The law requires states to expand their Medicaid programs by 2014 to cover all individuals under the age of 65 with incomes below 133 percent of the federal poverty line. The federal government would pay the full cost of that expansion for five years, but eventually states would have to pay a portion of the costs.
‘Gun to the head’
States that did not expand their Medicaid programs stood to lose all of their federal Medicaid funds under the law as it is written. But Chief Justice John Roberts’ majority opinion said that was “a gun to the head” of the states and struck it down.
“We have no way of knowing how many States will accept the terms of the expansion, but we do not believe Congress would have wanted the whole Act to fall, simply because some may choose not to participate,” Roberts wrote.
Robert Gatter, professor of law and co-director of the Center for Health Law Studies at Saint Louis University School of Law, said the ruling appears to leave the law as “an expansion with a carrot and no stick.”
“If a state elects to expand, it will get in exchange almost all of that paid for in perpetuity by the federal government, and if they choose not to participate, nothing would happen,” he said.
Gatter added that it’s not clear what will happen to low-income people who live in states that don’t expand Medicaid. Some will probably get exemptions from the law’s much-discussed (and, the court ruled, constitutional) mandate to buy insurance. But Gatter said more people will probably need to purchase private insurance as a result.
That could put them smack in the middle of a part of the health care law that wasn’t specifically addressed in last week’s ruling: the creation of a state-run health insurance exchange.
Exchanges
The Affordable Care Act encourages states to establish such exchanges to create an insurance marketplace for those people who don’t qualify for the expanded Medicaid but also don’t have private insurance. If states don’t create their own exchanges, the federal government will set one up for them. That option means the state loses control over the program, as well as the federal money that would come with it.
“If you give up authority as a state to shape and form your own exchange, you give up your opinion on what they ought to look like,” said Ann Marie Marciarille, a law professor who recently joined the faculty at the University of Missouri-Kansas City. “There’s a vanilla exchange, a chocolate exchange and a strawberry exchange,” she added. The choice for state governments, she said, was “OK, the federal government will make my ice cream cone for me, or I’ll pick my own flavor.”
Some lawmakers agree with that perspective.
“We have to maintain our unique marketplace,” said Rep. Chris Molendorp, R-Belton, who sponsored a bill this year that would have created an exchange he says won’t affect state general revenue. “The only way to do that is to create a state exchange and not allow the federal government to one-size-fits-all us.”

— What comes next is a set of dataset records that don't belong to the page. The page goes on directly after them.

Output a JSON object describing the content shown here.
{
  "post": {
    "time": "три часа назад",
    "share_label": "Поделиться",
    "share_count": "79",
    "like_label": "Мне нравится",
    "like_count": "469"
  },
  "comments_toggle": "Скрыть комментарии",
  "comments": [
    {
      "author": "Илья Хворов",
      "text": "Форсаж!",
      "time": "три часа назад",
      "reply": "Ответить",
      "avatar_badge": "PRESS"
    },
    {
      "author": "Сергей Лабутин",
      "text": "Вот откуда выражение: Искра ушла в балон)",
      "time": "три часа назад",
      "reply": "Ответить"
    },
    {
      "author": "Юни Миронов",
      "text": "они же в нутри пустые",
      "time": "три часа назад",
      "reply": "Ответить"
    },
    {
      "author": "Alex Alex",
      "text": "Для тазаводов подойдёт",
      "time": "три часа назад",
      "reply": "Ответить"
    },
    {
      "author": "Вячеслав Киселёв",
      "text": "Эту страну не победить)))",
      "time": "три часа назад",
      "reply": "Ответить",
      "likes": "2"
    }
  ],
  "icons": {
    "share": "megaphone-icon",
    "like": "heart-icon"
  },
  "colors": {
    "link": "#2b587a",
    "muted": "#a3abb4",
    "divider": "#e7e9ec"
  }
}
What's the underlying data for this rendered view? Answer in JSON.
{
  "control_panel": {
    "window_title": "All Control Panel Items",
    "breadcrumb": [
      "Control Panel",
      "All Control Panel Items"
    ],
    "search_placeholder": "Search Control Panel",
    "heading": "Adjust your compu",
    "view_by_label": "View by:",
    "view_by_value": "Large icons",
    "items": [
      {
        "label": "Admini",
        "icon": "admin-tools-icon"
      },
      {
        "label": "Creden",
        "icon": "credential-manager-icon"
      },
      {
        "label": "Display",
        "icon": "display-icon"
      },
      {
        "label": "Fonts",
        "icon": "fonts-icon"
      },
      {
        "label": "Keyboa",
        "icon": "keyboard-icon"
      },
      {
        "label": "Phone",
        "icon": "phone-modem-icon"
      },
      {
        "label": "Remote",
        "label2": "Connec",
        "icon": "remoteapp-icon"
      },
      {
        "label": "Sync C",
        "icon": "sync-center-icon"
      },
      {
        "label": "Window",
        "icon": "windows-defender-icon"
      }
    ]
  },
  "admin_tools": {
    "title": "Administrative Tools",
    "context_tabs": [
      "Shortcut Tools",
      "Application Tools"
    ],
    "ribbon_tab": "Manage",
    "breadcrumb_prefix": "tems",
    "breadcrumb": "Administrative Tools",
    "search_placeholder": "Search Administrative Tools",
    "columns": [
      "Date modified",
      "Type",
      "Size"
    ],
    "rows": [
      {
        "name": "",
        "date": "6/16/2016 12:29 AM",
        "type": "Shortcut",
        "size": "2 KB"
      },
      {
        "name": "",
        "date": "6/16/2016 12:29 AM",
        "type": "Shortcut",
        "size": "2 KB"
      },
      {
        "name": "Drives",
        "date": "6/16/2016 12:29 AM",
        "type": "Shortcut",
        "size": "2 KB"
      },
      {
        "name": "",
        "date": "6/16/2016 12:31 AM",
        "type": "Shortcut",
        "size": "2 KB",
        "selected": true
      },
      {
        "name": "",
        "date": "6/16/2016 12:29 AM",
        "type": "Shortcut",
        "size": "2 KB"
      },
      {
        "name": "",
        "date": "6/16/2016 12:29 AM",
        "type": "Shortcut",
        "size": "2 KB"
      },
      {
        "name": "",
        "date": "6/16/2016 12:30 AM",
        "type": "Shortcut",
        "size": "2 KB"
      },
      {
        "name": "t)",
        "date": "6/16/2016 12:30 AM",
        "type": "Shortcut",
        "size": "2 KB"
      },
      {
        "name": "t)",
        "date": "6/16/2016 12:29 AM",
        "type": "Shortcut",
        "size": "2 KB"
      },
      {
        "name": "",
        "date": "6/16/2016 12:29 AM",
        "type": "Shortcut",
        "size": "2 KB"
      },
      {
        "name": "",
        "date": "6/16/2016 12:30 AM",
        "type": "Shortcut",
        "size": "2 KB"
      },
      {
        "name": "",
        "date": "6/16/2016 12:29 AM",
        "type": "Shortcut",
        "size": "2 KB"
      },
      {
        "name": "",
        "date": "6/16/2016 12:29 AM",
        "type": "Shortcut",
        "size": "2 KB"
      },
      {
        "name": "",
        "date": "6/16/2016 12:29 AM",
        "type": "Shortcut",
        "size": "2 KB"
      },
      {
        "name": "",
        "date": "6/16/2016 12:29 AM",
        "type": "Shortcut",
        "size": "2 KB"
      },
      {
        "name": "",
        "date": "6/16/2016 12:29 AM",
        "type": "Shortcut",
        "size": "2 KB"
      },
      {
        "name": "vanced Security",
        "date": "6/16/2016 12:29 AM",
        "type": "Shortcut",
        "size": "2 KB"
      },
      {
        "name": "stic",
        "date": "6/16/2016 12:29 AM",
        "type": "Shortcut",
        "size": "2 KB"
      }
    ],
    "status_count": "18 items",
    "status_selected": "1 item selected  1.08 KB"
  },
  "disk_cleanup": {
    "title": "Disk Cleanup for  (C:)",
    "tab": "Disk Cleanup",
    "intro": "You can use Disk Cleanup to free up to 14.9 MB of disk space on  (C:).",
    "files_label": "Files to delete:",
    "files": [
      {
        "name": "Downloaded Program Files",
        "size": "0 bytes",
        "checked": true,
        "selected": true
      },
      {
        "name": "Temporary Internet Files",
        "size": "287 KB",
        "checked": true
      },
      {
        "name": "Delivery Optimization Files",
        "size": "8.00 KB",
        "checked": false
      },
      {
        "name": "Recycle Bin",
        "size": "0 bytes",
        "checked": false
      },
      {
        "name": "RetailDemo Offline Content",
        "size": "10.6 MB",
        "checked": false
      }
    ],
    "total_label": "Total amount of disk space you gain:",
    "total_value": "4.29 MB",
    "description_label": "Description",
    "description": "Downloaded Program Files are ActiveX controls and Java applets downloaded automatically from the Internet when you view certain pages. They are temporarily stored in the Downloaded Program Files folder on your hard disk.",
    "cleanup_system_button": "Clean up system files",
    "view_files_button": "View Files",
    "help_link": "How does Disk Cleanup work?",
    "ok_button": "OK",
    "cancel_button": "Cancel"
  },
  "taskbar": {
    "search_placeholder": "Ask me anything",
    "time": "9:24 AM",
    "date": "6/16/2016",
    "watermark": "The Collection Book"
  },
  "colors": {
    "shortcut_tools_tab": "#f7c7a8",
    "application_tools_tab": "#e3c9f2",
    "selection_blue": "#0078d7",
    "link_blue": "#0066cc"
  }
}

Sen. Joe Keaveny, D-St. Louis, agreed.
“There are individuals in the Legislature that purposely would not move forward on the health insurance exchange hoping the decision would strike down the [Affordable Care Act],” he said. “Now that that’s behind us, I think that the opportunity is there. We ought to move very quickly to implement one.”
But emboldened by the ruling, some lawmakers are reiterating their opposition to the exchanges.
“We didn’t want to create one in the beginning,” said Sen. Scott Rupp, R-Wentzville, who chaired a commission last year that studied the creation of a state-run insurance exchange. “So by our refusal to create one at this point, it actually was the correct play for the taxpayers.”
Schaaf, who sponsored an upcoming ballot measure that would bar the governor from creating an exchange by executive order, said if the federal government is “going to do one anyway, let them pay for it.”
“My understanding is the state exchange would have to meet all their criteria anyway, so really it’s not like we get to do something totally new and different than the federal government would do,” he said. “They call all the shots.”
Staff reporter Melissa Meinzer contributed to this article.